Les autorités ont également coupé les réseaux Internet et téléphonique. Dimanche dernier, la Cour suprême du pays a décidé de supprimer une grande partie du quota qui avait déclenché le soulèvement.

Mais la Cour n’est pas allée jusqu’à interdire le système d’attribution des emplois, ce qui signifie que le système de clientélisme et de corruption demeure.

Au moment où Socialist Worker mettait sous presse, des signes montraient que certains manifestants restaient dans les rues.

La clé pour eux est désormais d’étendre l’action à des millions de travailleurs dans les usines textiles, les ateliers de confection, les chemins de fer et les docks.

Ensemble, ils ont le pouvoir de faire tomber ce régime discrédité et violent.


Des décennies de corruption et d'inégalités sont à l'origine des manifestations de cet été

Début juillet, des étudiants ont lancé des manifestations de masse contre un système de quotas pour les emplois du secteur public mis en place par le gouvernement.

Ils étaient furieux que la Première ministre Sheikh Hasina ait rétabli une règle selon laquelle 30 % des emplois du secteur public doivent être réservés aux familles des « combattants de la liberté ».

Les combattants de la liberté sont ceux qui ont pris les armes contre le régime pakistanais du Bangladesh – alors connu sous le nom de Pakistan occidental – lors de la guerre de libération de 1971.

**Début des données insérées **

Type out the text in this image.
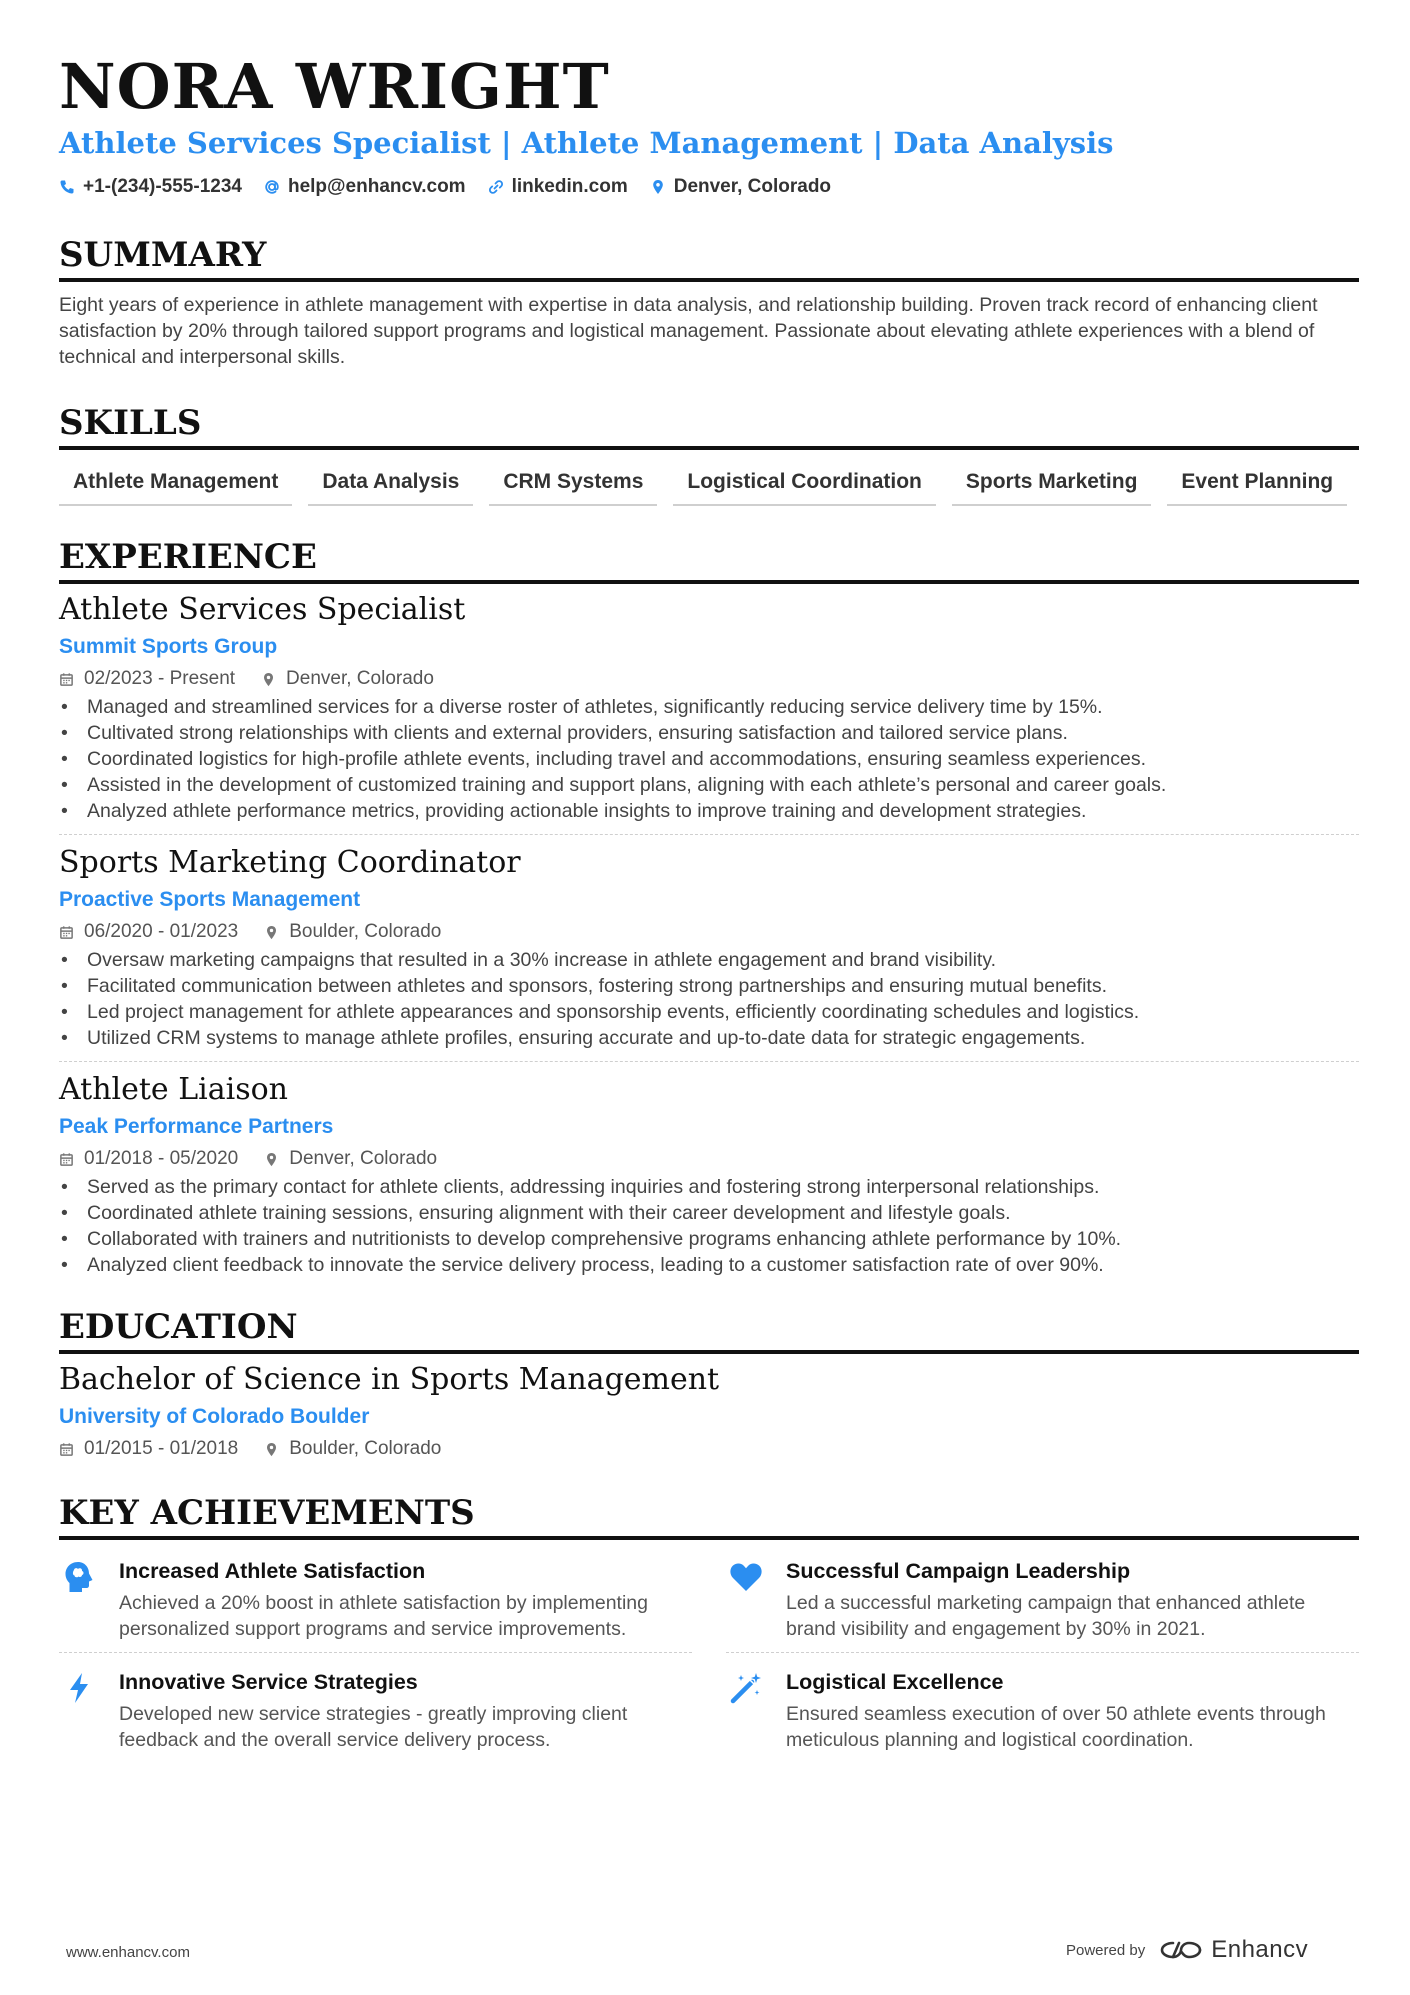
NORA WRIGHT
Athlete Services Specialist | Athlete Management | Data Analysis
+1-(234)-555-1234 help@enhancv.com linkedin.com Denver, Colorado
SUMMARY
Eight years of experience in athlete management with expertise in data analysis, and relationship building. Proven track record of enhancing client satisfaction by 20% through tailored support programs and logistical management. Passionate about elevating athlete experiences with a blend of technical and interpersonal skills.
SKILLS
Athlete Management	Data Analysis	CRM Systems	Logistical Coordination	Sports Marketing	Event Planning
EXPERIENCE
Athlete Services Specialist
Summit Sports Group
02/2023 - Present	Denver, Colorado
• Managed and streamlined services for a diverse roster of athletes, significantly reducing service delivery time by 15%.
• Cultivated strong relationships with clients and external providers, ensuring satisfaction and tailored service plans.
• Coordinated logistics for high-profile athlete events, including travel and accommodations, ensuring seamless experiences.
• Assisted in the development of customized training and support plans, aligning with each athlete’s personal and career goals.
• Analyzed athlete performance metrics, providing actionable insights to improve training and development strategies.
Sports Marketing Coordinator
Proactive Sports Management
06/2020 - 01/2023	Boulder, Colorado
• Oversaw marketing campaigns that resulted in a 30% increase in athlete engagement and brand visibility.
• Facilitated communication between athletes and sponsors, fostering strong partnerships and ensuring mutual benefits.
• Led project management for athlete appearances and sponsorship events, efficiently coordinating schedules and logistics.
• Utilized CRM systems to manage athlete profiles, ensuring accurate and up-to-date data for strategic engagements.
Athlete Liaison
Peak Performance Partners
01/2018 - 05/2020	Denver, Colorado
• Served as the primary contact for athlete clients, addressing inquiries and fostering strong interpersonal relationships.
• Coordinated athlete training sessions, ensuring alignment with their career development and lifestyle goals.
• Collaborated with trainers and nutritionists to develop comprehensive programs enhancing athlete performance by 10%.
• Analyzed client feedback to innovate the service delivery process, leading to a customer satisfaction rate of over 90%.
EDUCATION
Bachelor of Science in Sports Management
University of Colorado Boulder
01/2015 - 01/2018	Boulder, Colorado
KEY ACHIEVEMENTS
Increased Athlete Satisfaction
Achieved a 20% boost in athlete satisfaction by implementing personalized support programs and service improvements.
Successful Campaign Leadership
Led a successful marketing campaign that enhanced athlete brand visibility and engagement by 30% in 2021.
Innovative Service Strategies
Developed new service strategies - greatly improving client feedback and the overall service delivery process.
Logistical Excellence
Ensured seamless execution of over 50 athlete events through meticulous planning and logistical coordination.
www.enhancv.com	Powered by	Enhancv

Le gouvernement de 1972 a conçu le quota comme une récompense pour ceux qui avaient combattu pendant la guerre.

Mais cela est rapidement devenu un moyen d’institutionnaliser le soutien au parti de la Ligue Awami, qui avait contribué à diriger la résistance.

Plus de 50 ans plus tard, les quotas étaient toujours en vigueur et donnaient la préférence aux petits-enfants des combattants, tout en discriminant tous les autres. La colère contre les emplois va au-delà des quotas.

Des millions de jeunes à travers l’Asie du Sud sortent de l’université avec d’excellentes qualifications, mais sont ensuite incapables de trouver un emploi à la hauteur de ces qualifications.

Ils constituent un vaste réservoir de main d’œuvre sous-utilisée, obligée de concourir pour des emplois pour lesquels elle est surqualifiée. Plus d’un tiers des diplômés du Bangladesh restent au chômage deux ans après l’obtention de leur diplôme.

Il n’est donc pas étonnant que près de 8 000 personnes postulent à chaque emploi du secteur public, les appréciant pour la meilleure sécurité et le meilleur salaire qu’ils offrent par rapport au secteur privé.

La grande majorité des gens que le système rejette ressentent du ressentiment et de la colère. Ce sentiment est aggravé par un gouvernement qui gouverne en contournant la démocratie et en encourageant la corruption.

Les élections dans le pays sont truquées et le droit de manifester et de former des syndicats est constamment menacé.

Pendant ce temps, le gouvernement renforce le pouvoir croissant des riches en leur accordant des contrats d’État, des ministres achetés et des forces de sécurité pour les protéger de ceux qu’ils exploitent.